Nenhum oficial tomou parte na "Intentona de 1935 em Natal", - nem como chefe, nem como colaborador. Sei que um tenente do Quadro Auxiliar de Oficiais (QAO) foi convidado a chefiá-Ia, mas, não aceitou tal incumbência.

O cabo Giocondo Dias foi elemento de real destaque durante a "Intentona".

O oficial de dia ao quartel e o mestre da Banda de Música foram presos no Cassino dos Oficiais: eles lá estavam quando o movimento foi deflagrado.

Foi num sábado. Estava no centro da cidade, juntamente com o primeiro-tenente Ivo Borges da Fonseca Neto, quando vimos soldados, aparentemente sem comandos, armados, caminhando pelas ruas. Interpelando as aludidas praças, tivemos conhecimento que o 21º BC havia se rebelado. Eu e o tenente Ivo, em trajes civis, desarmados, resolvemos ir ao quartel; consegui entrar, pelo portão principal, dirigindo-me à lª Companhia; então fui preso e conduzido ao Cassino dos Oficiais.

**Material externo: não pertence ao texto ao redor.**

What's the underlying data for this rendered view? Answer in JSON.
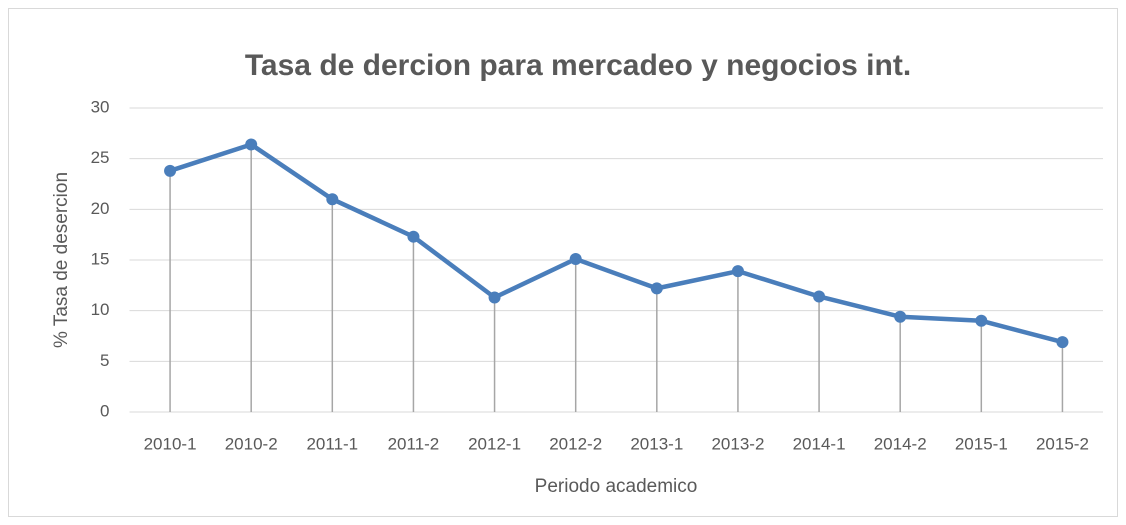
{
  "chart_data": {
    "type": "line",
    "title": "Tasa de dercion para mercadeo y negocios int.",
    "x_label": "Periodo academico",
    "y_label": "% Tasa de desercion",
    "categories": [
      "2010-1",
      "2010-2",
      "2011-1",
      "2011-2",
      "2012-1",
      "2012-2",
      "2013-1",
      "2013-2",
      "2014-1",
      "2014-2",
      "2015-1",
      "2015-2"
    ],
    "series": [
      {
        "name": "Tasa de desercion",
        "color": "#4a7ebb",
        "values": [
          23.8,
          26.4,
          21.0,
          17.3,
          11.3,
          15.1,
          12.2,
          13.9,
          11.4,
          9.4,
          9.0,
          6.9
        ]
      }
    ],
    "ylim": [
      0,
      30
    ],
    "yticks": [
      0,
      5,
      10,
      15,
      20,
      25,
      30
    ],
    "grid": true,
    "drop_lines": true
  }
}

Durante os dias 23, 24, 25 e 26 de novembro conversei com o cabo Giocondo (pertencente à 1ª Companhia de Fuzileiros), várias vezes. O assunto principal de nossa conversa girava sempre no sentido dos militares rebelados não permitirem aos comunistas (civis), serem os únicos senhores do poder de decisões.

No dia 26 de novembro tomei conhecimento, por intermédio do cabo Giocondo, da transferência dos "prisioneiros" para as corvetas mexicanas. Quem decidiu nos levar para as corvetas foi o cabo Giocondo, que sempre tratou os "prisioneiros" respeitosamente: ele demonstrou ser um chefe digno.

Asseguro-lhe que o cabo Dias foi a peça principal da "Intentona de 1935 em Natal."

 

Notas:

1 - Moacyr de Oliveira Filho. Ob. cit., p. 77.

2 - Id., ibid.

3 - João Medeiros Filho. Ob. cit., p. 23.

4 - Moacyr de Oliveira Filho. Ob. cit., p. 77.

5 - Giocondo Dias. Ob. cit., p. 156.